Flutter, Dart, intl, format1 min read

Today I thought I'd write a quick post on formatting dates and times to human-readable strings in Flutter. All of this can be done pretty simply with the intl dart package. The intl package does a lot of other thing as well, and has pretty long and robust documentation so I'm only going to be focusing on formatting dates/times in this post.

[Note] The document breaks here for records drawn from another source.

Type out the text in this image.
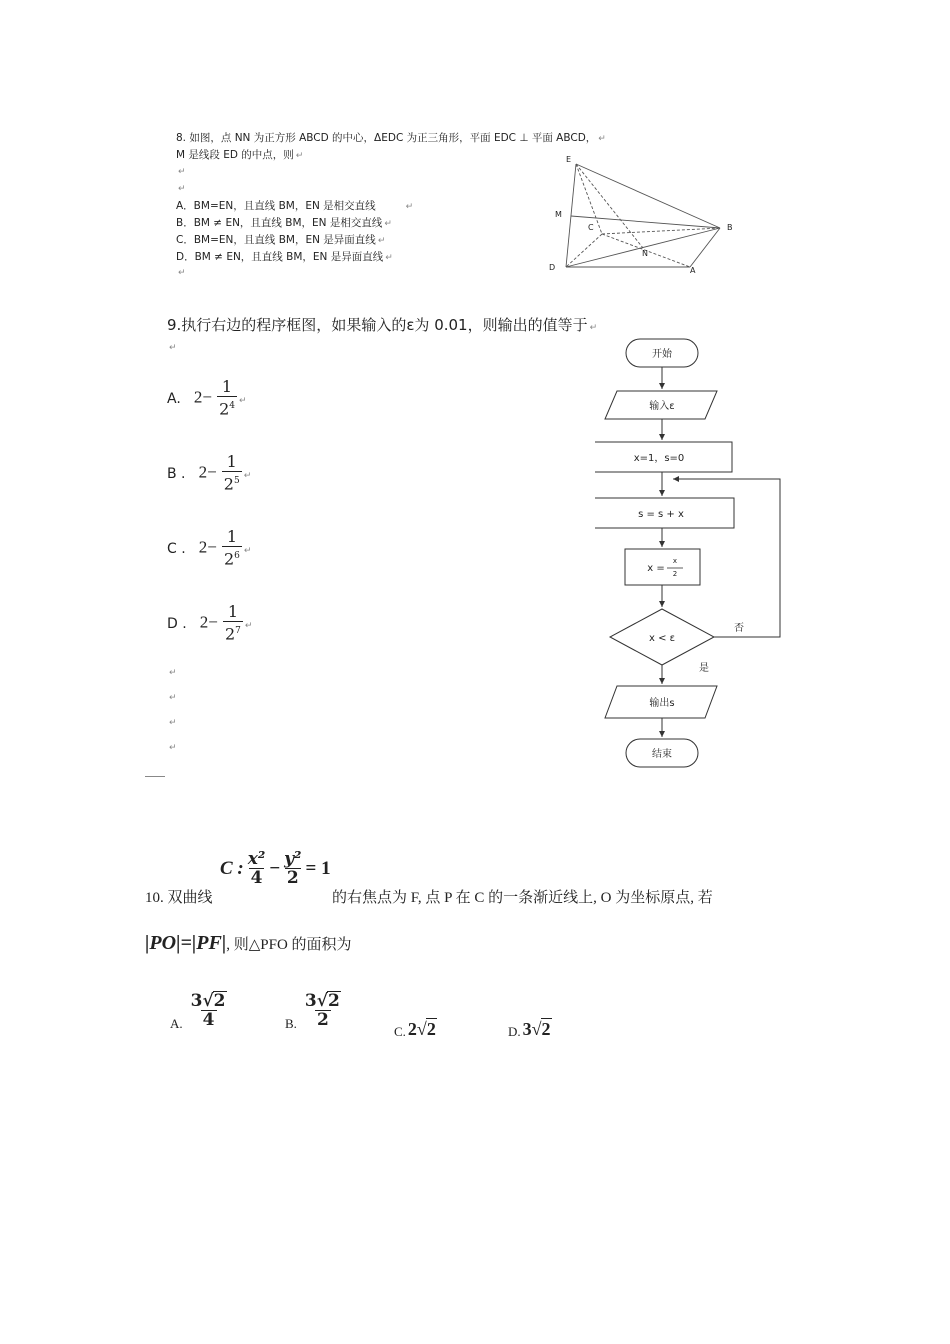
8. 如图，点 NN 为正方形 ABCD 的中心，ΔEDC 为正三角形，平面 EDC ⊥ 平面 ABCD， ↵
M 是线段 ED 的中点，则 ↵
↵
↵
A．BM=EN，且直线 BM，EN 是相交直线	↵
B．BM ≠ EN，且直线 BM，EN 是相交直线 ↵
C．BM=EN，且直线 BM，EN 是异面直线 ↵
D．BM ≠ EN，且直线 BM，EN 是异面直线 ↵
↵
E
M
C
N
B
D	A
9.执行右边的程序框图，如果输入的ε为 0.01，则输出的值等于 ↵
↵
A. $2- \frac{1}{2^4}$ ↵
B . $2- \frac{1}{2^5}$ ↵
C . $2- \frac{1}{2^6}$ ↵
D . $2- \frac{1}{2^7}$ ↵
↵
↵
↵
↵
开始
输入ε
x=1，s=0
s = s + x
x =
x
2
x < ε
否
是
输出s
结束
10. 双曲线
C : $\frac{\text{x²}}{4} - \frac{\text{y²}}{2} = 1$
的右焦点为 F, 点 P 在 C 的一条渐近线上, O 为坐标原点, 若
|PO|=|PF|, 则△PFO 的面积为
A. $\frac{3√2}{4}$	B. $\frac{3√2}{2}$
C. 2√2	D. 3√2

Anyway, back to the task at hand. If you have a point in time in milliseconds(since epoch) and you want to convert it into a human-readable format first you have to import the intl package(remember to install it first in your pubspec.yaml file):

1import 'package:intl/intl.dart';

Then you have to create a DateFormat object with the template that you're going to use:

1final template = DateFormat('yyyy-MM-dd');

The above example will convert the milliseconds value to a date in time(ex. 2019-09-08). The above example is not exhaustive so if you want to display the hour of the day or minutes etc. you can do so. Here's some other examples taken from the documentation:

1Format Pattern Result
2-------------- -------
3'yyyy.MM.dd G 'at' HH:mm:ss vvvv' 1996.07.10 AD at 15:08:56 Pacific Time
4'EEE, MMM d, ''yy' Wed, Jul 10, '96
5'h:mm a' 12:08 PM
6'hh 'o''clock' a, zzzz' 12 o'clock PM, Pacific Daylight Time
7'K:mm a, vvv' 0:00 PM, PT
8'yyyyy.MMMMM.dd GGG hh:mm aaa' 01996.July.10 AD 12:08 PM

After you've created the DateFormat object above you just need to call the format function and pass a DateTime object and it will return the readable string to you. In the case explained above you would have a raw milliseconds value so it would look something like this:

1final label = template.format(DateTime.fromMillisecondsSinceEpoch(milliseconds));

And here's a full example of everything combined above into a method:

1String formatDate(int milliseconds) {
2 final template = DateFormat('yyyy-MM-dd');
3 return template.format(DateTime.fromMillisecondsSinceEpoch(milliseconds));
4}

If you pass the milliseconds to formatDate it will return a human-readable date string.